Die Idee hatte Gerlach 2013, als er eine Stichsäge brauchte. Beim Baumarkt am Stadtrand kostete ihn das 30 Euro pro Tag und er musste eine Kaution hinterlegen. Das war ihm zu kompliziert. 

Nicht jeder Mensch braucht eigenes Werkzeug

Zudem benötige nicht jeder Mensch eigenes Werkzeug, wenn dieses jederzeit günstig und nah zugänglich ist, meint er.
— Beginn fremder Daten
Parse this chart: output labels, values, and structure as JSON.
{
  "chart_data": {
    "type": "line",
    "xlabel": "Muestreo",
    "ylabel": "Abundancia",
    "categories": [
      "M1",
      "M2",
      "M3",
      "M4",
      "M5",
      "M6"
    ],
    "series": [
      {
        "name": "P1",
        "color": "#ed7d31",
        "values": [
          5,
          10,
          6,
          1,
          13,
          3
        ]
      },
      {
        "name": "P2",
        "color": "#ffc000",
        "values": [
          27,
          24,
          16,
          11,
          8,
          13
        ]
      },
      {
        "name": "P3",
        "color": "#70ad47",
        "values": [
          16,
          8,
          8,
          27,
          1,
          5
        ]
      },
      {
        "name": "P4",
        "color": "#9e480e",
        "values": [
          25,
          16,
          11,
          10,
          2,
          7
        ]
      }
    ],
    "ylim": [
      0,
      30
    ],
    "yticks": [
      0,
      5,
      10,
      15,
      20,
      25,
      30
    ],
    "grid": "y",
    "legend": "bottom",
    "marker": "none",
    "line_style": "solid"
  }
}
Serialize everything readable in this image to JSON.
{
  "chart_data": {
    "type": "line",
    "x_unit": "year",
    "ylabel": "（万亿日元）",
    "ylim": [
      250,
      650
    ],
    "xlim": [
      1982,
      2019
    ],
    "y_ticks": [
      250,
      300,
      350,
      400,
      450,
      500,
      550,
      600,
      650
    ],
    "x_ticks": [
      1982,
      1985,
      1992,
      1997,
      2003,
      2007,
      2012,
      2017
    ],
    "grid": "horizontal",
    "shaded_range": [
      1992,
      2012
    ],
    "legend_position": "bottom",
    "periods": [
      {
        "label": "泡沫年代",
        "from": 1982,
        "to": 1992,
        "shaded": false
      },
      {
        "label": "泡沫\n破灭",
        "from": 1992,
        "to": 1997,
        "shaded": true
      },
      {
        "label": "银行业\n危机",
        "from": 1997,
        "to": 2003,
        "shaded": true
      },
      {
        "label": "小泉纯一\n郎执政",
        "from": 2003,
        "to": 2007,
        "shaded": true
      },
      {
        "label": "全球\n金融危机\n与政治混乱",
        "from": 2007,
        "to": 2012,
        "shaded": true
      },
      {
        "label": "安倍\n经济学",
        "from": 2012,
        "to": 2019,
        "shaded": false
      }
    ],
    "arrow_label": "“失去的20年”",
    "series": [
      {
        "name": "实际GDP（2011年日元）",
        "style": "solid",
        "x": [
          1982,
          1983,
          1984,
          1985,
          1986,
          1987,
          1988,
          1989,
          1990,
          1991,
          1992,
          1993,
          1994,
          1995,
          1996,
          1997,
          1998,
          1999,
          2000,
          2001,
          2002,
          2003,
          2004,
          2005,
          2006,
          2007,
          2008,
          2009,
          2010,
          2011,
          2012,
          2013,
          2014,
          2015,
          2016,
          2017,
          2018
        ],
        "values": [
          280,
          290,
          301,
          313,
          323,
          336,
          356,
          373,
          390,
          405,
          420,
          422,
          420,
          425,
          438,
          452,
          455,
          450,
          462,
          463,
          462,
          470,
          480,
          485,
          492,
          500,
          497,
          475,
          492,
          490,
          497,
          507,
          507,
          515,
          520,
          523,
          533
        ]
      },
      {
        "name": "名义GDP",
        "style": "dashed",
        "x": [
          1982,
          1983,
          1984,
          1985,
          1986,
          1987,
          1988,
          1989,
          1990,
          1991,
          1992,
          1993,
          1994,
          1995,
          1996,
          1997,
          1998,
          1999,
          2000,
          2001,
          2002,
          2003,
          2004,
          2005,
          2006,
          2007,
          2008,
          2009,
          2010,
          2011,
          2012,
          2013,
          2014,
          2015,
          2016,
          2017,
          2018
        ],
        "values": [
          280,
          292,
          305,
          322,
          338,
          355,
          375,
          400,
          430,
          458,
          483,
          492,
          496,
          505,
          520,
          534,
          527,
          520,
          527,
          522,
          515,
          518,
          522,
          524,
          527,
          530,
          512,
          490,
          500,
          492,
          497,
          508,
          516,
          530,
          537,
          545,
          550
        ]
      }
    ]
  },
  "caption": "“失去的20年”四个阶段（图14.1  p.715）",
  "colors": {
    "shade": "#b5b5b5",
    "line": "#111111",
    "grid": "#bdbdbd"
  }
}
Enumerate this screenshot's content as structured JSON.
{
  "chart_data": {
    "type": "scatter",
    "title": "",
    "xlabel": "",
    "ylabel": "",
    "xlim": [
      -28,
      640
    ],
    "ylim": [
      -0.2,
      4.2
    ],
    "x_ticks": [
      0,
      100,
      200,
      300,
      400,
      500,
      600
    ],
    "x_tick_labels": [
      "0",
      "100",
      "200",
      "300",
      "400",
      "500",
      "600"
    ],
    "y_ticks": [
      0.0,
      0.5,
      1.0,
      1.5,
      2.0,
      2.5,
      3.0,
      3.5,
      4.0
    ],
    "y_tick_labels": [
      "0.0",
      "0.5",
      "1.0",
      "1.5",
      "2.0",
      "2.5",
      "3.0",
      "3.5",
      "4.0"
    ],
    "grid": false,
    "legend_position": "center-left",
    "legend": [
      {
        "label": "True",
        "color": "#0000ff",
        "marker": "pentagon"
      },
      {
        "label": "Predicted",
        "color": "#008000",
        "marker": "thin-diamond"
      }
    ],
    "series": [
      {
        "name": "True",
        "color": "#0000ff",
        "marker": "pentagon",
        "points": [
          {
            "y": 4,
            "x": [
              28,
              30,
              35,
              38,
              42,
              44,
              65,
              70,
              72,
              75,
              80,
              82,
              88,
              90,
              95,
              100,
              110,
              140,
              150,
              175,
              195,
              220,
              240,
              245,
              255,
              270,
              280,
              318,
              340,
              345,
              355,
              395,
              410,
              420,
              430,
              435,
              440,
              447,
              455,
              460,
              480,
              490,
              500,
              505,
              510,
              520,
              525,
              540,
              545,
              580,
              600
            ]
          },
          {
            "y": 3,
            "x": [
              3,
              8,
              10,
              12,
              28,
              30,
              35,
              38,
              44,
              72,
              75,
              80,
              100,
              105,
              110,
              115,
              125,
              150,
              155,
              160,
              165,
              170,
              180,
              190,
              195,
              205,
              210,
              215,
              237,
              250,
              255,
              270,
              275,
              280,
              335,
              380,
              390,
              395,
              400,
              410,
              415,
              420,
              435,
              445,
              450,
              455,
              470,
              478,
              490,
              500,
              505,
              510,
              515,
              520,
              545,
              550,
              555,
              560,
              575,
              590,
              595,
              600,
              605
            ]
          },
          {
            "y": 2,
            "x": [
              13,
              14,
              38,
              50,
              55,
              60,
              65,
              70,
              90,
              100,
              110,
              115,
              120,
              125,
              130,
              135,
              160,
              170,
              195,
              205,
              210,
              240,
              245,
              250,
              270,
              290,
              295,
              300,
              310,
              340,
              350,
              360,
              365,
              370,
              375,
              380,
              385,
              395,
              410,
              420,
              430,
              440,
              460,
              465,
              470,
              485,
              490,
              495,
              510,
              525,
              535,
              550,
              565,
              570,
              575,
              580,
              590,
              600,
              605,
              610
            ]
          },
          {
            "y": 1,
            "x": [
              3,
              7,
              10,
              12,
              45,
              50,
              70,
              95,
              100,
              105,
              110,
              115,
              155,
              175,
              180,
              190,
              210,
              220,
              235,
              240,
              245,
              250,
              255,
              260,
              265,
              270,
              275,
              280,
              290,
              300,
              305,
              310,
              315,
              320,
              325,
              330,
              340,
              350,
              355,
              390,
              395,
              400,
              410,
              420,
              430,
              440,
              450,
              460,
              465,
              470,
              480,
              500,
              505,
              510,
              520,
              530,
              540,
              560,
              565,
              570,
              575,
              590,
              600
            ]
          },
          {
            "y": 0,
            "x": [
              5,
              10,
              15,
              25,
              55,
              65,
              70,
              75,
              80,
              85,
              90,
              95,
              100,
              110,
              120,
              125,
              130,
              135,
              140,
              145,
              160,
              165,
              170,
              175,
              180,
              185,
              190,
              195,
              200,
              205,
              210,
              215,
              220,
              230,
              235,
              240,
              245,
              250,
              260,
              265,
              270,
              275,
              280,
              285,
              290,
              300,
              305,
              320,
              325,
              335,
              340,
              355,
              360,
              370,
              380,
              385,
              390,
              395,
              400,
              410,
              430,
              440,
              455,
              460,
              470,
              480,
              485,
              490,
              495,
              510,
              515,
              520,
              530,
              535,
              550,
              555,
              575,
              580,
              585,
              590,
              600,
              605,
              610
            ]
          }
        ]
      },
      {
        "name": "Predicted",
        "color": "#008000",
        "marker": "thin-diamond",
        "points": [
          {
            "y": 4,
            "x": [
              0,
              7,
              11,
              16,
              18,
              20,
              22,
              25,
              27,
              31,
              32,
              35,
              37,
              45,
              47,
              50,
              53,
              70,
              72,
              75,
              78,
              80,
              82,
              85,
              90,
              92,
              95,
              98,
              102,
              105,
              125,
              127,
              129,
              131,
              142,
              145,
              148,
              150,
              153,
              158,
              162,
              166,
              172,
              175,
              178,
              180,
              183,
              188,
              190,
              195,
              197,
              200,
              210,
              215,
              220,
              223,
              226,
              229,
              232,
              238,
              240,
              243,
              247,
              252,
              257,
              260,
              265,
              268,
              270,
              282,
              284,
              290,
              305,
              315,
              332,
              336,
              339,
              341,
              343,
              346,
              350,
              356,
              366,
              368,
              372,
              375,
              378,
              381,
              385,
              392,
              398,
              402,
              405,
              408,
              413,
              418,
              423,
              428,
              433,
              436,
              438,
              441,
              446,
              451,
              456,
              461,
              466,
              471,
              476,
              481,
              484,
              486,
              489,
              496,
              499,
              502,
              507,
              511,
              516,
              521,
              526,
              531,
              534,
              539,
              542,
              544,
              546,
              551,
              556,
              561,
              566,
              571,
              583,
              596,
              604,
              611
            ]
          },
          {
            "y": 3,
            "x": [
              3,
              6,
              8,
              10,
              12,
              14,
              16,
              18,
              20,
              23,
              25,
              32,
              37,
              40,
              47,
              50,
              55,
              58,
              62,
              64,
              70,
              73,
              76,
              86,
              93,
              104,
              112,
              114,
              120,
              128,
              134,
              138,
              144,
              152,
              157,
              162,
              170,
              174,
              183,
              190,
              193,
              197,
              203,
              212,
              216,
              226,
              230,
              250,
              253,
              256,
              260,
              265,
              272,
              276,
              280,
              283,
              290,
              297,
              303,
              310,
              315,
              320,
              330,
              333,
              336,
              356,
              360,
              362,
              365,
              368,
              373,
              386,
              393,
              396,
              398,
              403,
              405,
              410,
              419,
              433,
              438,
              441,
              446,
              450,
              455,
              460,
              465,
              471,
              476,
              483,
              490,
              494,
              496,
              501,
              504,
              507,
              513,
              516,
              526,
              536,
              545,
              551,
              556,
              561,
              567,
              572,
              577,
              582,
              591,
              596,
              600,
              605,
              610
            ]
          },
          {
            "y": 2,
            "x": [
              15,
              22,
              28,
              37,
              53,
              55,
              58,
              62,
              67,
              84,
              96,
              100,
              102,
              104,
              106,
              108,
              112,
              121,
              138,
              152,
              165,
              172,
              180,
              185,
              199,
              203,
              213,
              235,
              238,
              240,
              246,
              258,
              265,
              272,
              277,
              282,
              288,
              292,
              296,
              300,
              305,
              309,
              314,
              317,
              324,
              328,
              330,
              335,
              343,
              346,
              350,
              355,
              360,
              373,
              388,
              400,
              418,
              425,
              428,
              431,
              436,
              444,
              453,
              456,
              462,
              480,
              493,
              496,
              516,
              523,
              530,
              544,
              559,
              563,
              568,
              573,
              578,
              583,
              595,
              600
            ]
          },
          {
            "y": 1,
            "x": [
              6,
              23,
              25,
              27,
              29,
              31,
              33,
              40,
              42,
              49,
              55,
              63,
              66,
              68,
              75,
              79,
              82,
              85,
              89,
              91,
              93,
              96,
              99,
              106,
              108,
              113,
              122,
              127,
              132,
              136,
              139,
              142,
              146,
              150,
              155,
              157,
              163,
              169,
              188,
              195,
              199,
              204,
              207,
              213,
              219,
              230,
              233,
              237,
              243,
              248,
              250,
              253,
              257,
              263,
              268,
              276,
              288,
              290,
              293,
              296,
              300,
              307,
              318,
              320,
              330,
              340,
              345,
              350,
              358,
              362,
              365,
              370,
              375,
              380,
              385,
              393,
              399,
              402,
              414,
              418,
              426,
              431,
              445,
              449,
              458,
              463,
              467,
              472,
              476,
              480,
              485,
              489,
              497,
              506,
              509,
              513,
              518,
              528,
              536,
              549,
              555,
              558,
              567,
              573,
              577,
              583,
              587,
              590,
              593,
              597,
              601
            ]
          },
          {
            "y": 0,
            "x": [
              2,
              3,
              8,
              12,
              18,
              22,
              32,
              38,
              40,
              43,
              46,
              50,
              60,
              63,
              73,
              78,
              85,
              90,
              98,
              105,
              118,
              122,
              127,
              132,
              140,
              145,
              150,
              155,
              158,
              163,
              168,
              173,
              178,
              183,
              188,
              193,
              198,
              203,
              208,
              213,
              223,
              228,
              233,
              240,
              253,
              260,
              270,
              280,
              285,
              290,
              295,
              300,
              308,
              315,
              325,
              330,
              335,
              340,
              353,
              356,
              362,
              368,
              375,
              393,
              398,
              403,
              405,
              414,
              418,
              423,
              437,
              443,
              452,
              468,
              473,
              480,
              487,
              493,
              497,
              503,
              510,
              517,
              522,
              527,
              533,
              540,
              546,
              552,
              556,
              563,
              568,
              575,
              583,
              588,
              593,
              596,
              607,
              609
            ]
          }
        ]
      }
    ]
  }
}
Das Toolbot-Team denkt nachhaltig: Durch das Sharing-Konzept sei es möglich, professionelle Werkzeuge zu teilen, die sich jemand, der vielleicht dreimal im Jahr ein Loch bohren muss, nicht kaufen würde.

Wilhelm Will ist zufrieden: "Wie durch Butter." Der Spiegel hängt. 
Wilhelm Will ist zufrieden: "Wie durch Butter." Der Spiegel hängt. 

© Doris Spiekermann-Klaas

Zusammen mit vier anderen betreibt der gelernte Industriedesigner Gerlach die Automaten. Der Sharing-Gedanke sei in Berlin ohnehin angesagt: Autos, Fahrräder, Wohnungen - und nun auch Werkzeuge. Die hätten bei Toolbot eine gute Qualität, erzählt Gerlach, damit sie nicht so schnell kaputtgingen und wenn doch, dann vom Hersteller repariert würden, auch das sei nachhaltig.

Späti nimmt 500 Euro für die Aufstellung des Automaten

Gerlach ist zufrieden: Die Geräte würden nie beschädigt zurückgegeben. Er und sein Team warten täglich die drei Standorte: Im Späti „Daily Store“ am Hermannplatz in Neukölln, im „Ost-X“ in der Sonntagstraße 5 in Friedrichshain und im Hutfabrik-Späti.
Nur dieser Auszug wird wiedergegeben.